In 2008 I’ll be resolving to lose weight. Again. Not sure how that’s going to work out. But it’s good to know that in at least one case, a resolution is generating great results.

Record setting

We’ve just updated our orders and deliveries Web page. I know we’ve said this before, but at the beginning of the year, no one could have predicted the sustained strength of this airplane orders cycle.

Boeing’s commercial airplanes orders are above 1,100 for the first time. In fact, at 1,144 so far, we now stand at exactly 100 orders more than last year’s net total – which was 1,044.

Not only are we setting a record for overall orders, but with more than 300 orders in 2007, the 787 Dreamliner program continues to see unprecedented market demand, and will set a program record again this year for orders.

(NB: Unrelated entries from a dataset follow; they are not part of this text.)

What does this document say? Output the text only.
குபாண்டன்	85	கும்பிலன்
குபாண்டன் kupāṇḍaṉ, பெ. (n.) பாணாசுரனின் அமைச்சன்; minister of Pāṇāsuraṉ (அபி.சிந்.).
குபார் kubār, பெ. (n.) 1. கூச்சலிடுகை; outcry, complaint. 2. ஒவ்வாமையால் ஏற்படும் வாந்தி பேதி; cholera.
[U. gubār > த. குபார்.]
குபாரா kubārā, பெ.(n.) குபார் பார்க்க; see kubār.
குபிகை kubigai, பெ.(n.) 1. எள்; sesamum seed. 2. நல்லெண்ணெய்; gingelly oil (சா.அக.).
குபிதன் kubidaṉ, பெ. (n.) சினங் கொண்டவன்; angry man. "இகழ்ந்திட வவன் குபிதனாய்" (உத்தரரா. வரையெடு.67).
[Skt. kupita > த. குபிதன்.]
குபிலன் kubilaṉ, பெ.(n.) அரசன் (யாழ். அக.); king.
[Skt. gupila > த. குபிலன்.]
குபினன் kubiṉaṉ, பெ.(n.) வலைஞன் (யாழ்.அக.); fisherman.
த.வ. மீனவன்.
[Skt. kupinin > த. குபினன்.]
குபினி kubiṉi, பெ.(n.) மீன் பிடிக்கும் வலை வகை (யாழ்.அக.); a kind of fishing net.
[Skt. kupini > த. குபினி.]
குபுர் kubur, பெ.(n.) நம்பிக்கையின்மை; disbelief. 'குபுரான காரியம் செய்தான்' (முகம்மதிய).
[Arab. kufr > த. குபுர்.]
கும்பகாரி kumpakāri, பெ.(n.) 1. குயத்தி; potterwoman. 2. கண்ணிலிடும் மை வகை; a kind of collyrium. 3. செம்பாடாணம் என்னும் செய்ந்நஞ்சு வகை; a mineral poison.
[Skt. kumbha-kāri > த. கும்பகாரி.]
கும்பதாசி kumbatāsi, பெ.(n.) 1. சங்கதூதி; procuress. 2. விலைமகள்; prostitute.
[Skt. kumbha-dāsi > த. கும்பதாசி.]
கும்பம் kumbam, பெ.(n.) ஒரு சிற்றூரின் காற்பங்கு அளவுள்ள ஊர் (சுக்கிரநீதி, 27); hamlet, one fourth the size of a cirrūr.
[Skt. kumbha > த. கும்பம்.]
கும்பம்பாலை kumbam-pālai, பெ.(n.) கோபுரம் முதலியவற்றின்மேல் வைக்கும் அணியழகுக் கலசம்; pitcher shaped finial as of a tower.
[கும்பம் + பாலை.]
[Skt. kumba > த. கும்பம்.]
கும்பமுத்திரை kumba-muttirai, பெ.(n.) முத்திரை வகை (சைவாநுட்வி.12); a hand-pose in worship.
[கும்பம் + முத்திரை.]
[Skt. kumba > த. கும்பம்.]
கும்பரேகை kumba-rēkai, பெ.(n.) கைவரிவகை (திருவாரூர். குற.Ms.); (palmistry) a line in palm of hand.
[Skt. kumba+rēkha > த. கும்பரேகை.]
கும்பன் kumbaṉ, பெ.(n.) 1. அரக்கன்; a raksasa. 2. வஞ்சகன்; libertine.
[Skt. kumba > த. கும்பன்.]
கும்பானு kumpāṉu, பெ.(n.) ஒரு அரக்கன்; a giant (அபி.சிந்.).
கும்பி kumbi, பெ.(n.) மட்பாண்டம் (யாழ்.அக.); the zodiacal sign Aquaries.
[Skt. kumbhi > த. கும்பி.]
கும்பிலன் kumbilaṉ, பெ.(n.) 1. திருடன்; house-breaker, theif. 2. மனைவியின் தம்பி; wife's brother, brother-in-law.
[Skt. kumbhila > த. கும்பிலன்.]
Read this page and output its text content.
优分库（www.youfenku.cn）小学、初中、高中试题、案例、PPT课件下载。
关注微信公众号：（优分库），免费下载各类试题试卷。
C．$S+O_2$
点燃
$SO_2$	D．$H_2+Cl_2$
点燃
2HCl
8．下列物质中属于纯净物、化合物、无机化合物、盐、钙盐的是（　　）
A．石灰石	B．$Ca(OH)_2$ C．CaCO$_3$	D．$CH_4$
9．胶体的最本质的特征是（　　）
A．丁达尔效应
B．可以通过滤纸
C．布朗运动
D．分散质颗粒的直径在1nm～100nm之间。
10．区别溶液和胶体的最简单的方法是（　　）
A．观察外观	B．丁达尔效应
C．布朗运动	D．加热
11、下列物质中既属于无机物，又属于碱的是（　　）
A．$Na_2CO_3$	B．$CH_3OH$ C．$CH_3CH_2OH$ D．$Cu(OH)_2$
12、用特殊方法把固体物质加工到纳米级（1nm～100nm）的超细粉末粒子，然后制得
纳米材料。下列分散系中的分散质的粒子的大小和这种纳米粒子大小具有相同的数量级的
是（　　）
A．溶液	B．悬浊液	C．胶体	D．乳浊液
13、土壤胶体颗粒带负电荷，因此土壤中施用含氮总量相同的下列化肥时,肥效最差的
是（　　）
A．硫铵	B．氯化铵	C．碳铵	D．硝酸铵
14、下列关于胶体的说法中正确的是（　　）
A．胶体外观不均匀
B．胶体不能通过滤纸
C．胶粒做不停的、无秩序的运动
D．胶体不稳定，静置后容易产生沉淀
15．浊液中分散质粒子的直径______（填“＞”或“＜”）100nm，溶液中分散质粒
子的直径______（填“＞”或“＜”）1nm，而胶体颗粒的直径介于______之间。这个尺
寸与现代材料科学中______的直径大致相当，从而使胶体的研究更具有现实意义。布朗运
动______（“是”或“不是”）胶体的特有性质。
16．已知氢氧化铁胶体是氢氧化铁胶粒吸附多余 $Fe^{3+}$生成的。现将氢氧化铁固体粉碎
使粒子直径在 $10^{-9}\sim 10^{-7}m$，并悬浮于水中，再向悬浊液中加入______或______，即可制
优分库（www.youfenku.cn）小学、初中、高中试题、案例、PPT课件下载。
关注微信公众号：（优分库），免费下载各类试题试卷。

Of course, our job is about a lot more than orders, and we are as committed as ever to executing and delivering on our promises to our customers.

I have to say, though, the numbers are just astounding.

First of many

A few days ago I was talking about the remarkable 777 which, with well over 1,000 orders, is the best-selling twin-engine widebody in the world.

I neglected to mention a couple of other significant points. With 125 orders in 2007 alone, this is one of the strongest years in the history of the 777 program. And in the last three years, we’ve had more than 350 orders and added 16 new customers to the 777 customer base


Qatar Airways’ new 777-300ER gets a ceremonial welcome in Doha last week after a nearly 15 hour delivery flight direct from Paine Field in Everett.

All great milestones, and just capped off with the delivery and arrival in Doha of Qatar Airways’ new flagship 777-300ER. Qatar has ordered a total of 27 777s - so this delivery is indeed just the first of many. It also happens to be the first Boeing airplane to enter Qatar’s fleet.

The 777-300ER – which entered service in May 2004 - has been a huge part of the success of the 777 program, with more than 300 orders to date.

Passengers love it for a cross-section that is - and will continue to be - the widest in the industry of any twin-aisle, twin-engine airplane - a “true” extra wide body.

Accountants love it for its efficiency and low operating costs. And maintenance and flight operations love it because it continues to have a technical dispatch reliability of more than 99%. We’re confident that Qatar and its passengers will truly love this airplane as well.

By the way, Qatar also has on order 30 787 Dreamliners. So, a big “Welcome!” is in order. We think this is just the beginning of a strong relationship between Boeing and Qatar Airways.